Massinga District is a district of Inhambane Province in south-east Mozambique. Its principal town is Massinga. The district is located at the east of the province and borders with Inhassoro District in the north, Vilanculos District in the northeast, Morrumbene District in the south, and with Funhalouro District in the west. In the east, the district is bounded by the Indian Ocean. The area of the district is 7458 km2. In terms of the area, this is the biggest district of Inhambane Province. It has a population of 184,531 as of 2007.

==Geography==
There are no rivers in the district which flow throughout the whole year, only streams generated by rain.

The climate is tropical arid in the interior, with the annual rainfall varying between 650 mm and 750 mm, and tropical humid at the coast, with the annual rainfall being 1200 mm.

==History==
In 1894, Massinga Military Command was established, thus bringing part of the area under the control of the military.

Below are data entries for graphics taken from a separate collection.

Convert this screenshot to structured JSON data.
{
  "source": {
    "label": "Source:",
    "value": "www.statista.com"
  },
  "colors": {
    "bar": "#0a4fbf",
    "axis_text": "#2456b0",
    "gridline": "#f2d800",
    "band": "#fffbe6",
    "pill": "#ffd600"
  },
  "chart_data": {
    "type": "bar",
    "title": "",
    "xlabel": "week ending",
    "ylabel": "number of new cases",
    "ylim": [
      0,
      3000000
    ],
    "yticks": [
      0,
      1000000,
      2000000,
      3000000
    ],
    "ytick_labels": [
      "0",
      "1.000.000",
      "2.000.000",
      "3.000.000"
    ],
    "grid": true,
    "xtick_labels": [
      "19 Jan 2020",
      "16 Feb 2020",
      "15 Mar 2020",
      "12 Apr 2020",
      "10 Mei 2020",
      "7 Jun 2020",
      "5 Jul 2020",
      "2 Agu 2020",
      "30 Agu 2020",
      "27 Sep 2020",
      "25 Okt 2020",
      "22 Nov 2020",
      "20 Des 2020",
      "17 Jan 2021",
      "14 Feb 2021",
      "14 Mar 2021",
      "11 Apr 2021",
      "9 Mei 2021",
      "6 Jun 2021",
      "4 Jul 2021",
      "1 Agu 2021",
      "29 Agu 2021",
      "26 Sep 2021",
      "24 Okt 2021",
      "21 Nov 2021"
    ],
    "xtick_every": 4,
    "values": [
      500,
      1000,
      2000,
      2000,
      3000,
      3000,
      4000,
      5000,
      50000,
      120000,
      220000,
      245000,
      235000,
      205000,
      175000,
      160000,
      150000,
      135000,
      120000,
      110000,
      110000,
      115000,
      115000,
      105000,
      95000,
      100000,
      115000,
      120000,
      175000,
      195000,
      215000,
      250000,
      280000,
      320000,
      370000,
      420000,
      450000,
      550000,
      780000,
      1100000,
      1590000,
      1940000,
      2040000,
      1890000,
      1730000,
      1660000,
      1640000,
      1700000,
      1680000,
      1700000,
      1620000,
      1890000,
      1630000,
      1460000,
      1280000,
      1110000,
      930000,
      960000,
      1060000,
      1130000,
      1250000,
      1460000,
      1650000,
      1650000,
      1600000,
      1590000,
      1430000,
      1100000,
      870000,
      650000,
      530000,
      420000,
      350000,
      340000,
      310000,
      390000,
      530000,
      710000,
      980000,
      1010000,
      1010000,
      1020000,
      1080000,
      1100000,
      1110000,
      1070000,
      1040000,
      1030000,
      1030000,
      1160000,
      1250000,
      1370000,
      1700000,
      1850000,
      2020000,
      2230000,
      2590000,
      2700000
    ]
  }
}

In 1897, this part was subordinated to Gaza District, and in 1907, it was transferred to Inhambane District, thus bringing all current area of Massinga District, under both civil and military rule, into Inhambane District. Later in the same year, the military rule was abolished, and Massinga Circunscrição, a type of administrative unit used in Portuguese colonies in Africa, was established. In July 1986, a new administrative division of Mozambique was introduced, and Massinga District was established.

==Administrative divisions==
The district is divided into two postos, Massinga (three localities) and Chicomo (two localities).

==Demographics==
As of 2005, 43% of the population of the district was younger than 15 years. 17% did speak Portuguese. The population was predominantly speaking Chopi language. 59% were analphabetic, mostly women.

==Economy==
In 2005, 1% of the households in the district had electricity.

===Agriculture===
In 2005, the district had 42,000 farms exploiting on average the area of 1.3 ha each. The main agricultural products are maize, cassava, cowpea, peanuts, sweet potatoes, cotton, and rice.

===Transportation===
There is a road network in the district which includes the 90 km stretch of the national road EN1, crossing the eastern part of the district, and about 600 km secondary roads.